Another possibility is to use airplanes to distribute a saline solution in clouds. The salt particles attract water and thus absorb water vapor from the air. This causes larger and larger water droplets to form in the clouds, which are eventually heavy enough to fall to the ground. This method was used by the Royal Bureau for Rainmaking in Thailand in March of this year: In twelve provinces of the country affected by a severe drought, clouds were treated in this way on behalf of the Ministry of Agriculture in order to generate more rainfall.
The authorities had previously warned of a water crisis due to the persistent drought, and the first villages were already cut off from the water supply and had to be supplied by tankers. But after the clouds had been treated, it actually started to rain. But the weather manipulation is not only for civil reasons. The military are also trying to take advantage of it. As early as 1940, the then US Air Force Commander George Kenney recognized: "The nation that is the first to control the paths of air masses and learns to determine the time and place of precipitation will rule the globe."
In the Cold War between the former Soviet Union and the USA, both sides hoped to gain advantages through a “weather war”. In 1954, Howard Orville, advisor to then US President Dwight D. Eisenhower, drafted the plan to raise hundreds of balloons with silver iodide and float them over the Soviet Union with the jet stream that flows from west to east in the upper troposphere . There, detonators were supposed to destroy the balloons, the trickling silver iodide would trigger heavy rains - and military operations of the enemy would be made more difficult.
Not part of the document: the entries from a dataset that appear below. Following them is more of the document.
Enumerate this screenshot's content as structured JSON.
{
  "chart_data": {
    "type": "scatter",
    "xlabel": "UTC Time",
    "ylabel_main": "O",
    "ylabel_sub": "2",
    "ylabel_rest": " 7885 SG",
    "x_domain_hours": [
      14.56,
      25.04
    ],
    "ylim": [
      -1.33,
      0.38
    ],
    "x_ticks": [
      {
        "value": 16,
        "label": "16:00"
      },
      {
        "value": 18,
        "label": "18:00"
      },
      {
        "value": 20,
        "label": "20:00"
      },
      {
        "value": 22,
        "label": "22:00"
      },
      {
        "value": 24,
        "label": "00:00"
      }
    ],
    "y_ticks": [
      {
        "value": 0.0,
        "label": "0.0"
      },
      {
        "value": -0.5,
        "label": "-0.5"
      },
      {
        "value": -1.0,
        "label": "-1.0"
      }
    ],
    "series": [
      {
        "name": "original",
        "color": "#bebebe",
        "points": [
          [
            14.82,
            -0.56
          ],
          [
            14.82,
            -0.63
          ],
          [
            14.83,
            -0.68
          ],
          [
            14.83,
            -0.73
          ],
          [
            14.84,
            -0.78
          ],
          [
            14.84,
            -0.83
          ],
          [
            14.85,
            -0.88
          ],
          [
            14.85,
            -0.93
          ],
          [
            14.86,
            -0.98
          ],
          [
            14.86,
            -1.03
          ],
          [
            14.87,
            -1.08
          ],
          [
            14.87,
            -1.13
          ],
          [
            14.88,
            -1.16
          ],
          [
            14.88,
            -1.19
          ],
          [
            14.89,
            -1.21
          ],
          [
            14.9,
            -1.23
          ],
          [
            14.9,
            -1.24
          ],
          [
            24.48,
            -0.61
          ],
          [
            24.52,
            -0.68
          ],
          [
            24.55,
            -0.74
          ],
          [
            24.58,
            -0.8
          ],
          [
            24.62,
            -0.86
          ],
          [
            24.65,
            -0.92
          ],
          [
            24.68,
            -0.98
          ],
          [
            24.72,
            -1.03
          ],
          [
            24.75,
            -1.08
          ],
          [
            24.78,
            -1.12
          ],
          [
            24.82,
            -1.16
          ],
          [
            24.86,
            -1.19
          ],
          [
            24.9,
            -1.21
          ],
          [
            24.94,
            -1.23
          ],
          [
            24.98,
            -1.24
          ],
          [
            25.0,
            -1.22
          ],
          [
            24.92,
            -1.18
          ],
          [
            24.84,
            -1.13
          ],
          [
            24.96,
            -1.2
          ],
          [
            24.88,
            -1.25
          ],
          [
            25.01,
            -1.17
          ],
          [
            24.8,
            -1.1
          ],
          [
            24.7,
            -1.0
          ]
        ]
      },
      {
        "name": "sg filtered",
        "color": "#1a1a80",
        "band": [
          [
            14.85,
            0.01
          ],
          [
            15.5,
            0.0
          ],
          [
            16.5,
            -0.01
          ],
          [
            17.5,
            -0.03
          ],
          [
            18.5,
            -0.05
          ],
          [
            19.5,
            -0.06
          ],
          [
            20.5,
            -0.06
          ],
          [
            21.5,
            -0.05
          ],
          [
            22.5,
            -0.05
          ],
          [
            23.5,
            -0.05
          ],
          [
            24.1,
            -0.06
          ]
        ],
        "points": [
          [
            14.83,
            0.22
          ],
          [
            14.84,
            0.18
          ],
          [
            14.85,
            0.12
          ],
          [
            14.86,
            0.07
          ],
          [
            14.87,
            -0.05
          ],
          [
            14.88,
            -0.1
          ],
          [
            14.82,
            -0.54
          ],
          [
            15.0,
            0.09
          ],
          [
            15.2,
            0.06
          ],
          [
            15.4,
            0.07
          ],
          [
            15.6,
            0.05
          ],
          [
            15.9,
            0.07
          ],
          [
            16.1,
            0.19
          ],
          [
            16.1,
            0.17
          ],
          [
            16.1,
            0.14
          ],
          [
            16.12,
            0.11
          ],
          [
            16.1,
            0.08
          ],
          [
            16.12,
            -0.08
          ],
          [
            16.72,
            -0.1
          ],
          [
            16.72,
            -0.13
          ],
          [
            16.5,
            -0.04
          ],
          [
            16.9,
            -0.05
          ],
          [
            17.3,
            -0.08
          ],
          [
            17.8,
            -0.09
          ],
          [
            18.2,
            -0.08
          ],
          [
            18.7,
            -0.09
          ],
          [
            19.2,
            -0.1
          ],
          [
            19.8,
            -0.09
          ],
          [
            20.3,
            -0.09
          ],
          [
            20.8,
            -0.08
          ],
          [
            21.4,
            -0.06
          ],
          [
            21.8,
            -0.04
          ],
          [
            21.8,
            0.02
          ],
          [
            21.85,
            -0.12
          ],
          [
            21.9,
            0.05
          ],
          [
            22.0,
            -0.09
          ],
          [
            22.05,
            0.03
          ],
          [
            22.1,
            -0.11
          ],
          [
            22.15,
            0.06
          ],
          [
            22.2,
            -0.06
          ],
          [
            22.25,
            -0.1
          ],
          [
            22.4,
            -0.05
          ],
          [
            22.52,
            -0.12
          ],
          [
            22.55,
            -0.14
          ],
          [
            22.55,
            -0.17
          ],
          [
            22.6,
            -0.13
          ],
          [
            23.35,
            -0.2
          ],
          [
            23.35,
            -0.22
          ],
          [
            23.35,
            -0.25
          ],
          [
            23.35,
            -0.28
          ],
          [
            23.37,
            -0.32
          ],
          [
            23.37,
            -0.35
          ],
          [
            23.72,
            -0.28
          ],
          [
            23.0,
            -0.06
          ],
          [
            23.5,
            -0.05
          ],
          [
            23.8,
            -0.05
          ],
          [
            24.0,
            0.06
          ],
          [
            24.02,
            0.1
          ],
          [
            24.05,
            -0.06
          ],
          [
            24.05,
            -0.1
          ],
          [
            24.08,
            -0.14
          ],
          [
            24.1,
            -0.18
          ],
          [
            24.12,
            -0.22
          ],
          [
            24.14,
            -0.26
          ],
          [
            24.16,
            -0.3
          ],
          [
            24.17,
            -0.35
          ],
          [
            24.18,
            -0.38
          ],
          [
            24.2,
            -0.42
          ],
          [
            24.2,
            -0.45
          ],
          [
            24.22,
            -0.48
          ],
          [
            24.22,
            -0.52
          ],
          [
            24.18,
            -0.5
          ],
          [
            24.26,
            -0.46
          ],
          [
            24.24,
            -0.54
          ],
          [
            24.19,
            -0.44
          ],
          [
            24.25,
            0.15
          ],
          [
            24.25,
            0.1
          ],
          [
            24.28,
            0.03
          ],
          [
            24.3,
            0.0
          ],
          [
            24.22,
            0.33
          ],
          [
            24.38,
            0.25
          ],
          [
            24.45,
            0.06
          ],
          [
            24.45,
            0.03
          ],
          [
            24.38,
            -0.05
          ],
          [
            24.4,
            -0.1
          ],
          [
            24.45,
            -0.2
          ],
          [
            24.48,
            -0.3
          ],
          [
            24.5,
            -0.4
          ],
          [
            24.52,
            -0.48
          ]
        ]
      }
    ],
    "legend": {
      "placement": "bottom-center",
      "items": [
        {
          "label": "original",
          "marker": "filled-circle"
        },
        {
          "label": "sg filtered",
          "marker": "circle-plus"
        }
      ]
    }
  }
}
The US Army Ordnance Corps pursued the opposite plan: the engineers wanted to use grenades to fire silver iodide and grains of dry ice into clouds to make them rain down before they reached Soviet territory. The goal: a massive drought in enemy territory that would threaten the food supply of the population. The British Royal Air Force also carried out corresponding experiments in August 1952 and inoculated clouds over Lynmouth in south-west England with condensation germs as part of "Operation Cumulus". With devastating consequences: Lynmouth was then hit by a devastating flood disaster. A massive mudslide killed 35 people and 420 were left homeless.
Even more perfidious was the later revealed idea of the British military to detonate an atomic bomb in an artificially generated storm. The idea behind it: Then the radioactive fallout would be spread over a larger area than normal. And of course the Soviets also researched weather manipulation. Allegedly, the then head of state and party leader Nikita Khrushchev ordered the construction of storm generators.
In the Vietnam War, the US relied on artificially generated rain: The "Popeye" project aimed to make roads impassable with the help of artificial monsoon rains and thus interrupt the supply lines of the North Vietnamese Viet Cong. “Make mud, not war” (makes mud, not war) was the motto of the project, based on the hippie saying “Make love, not war”. However, the success was limited.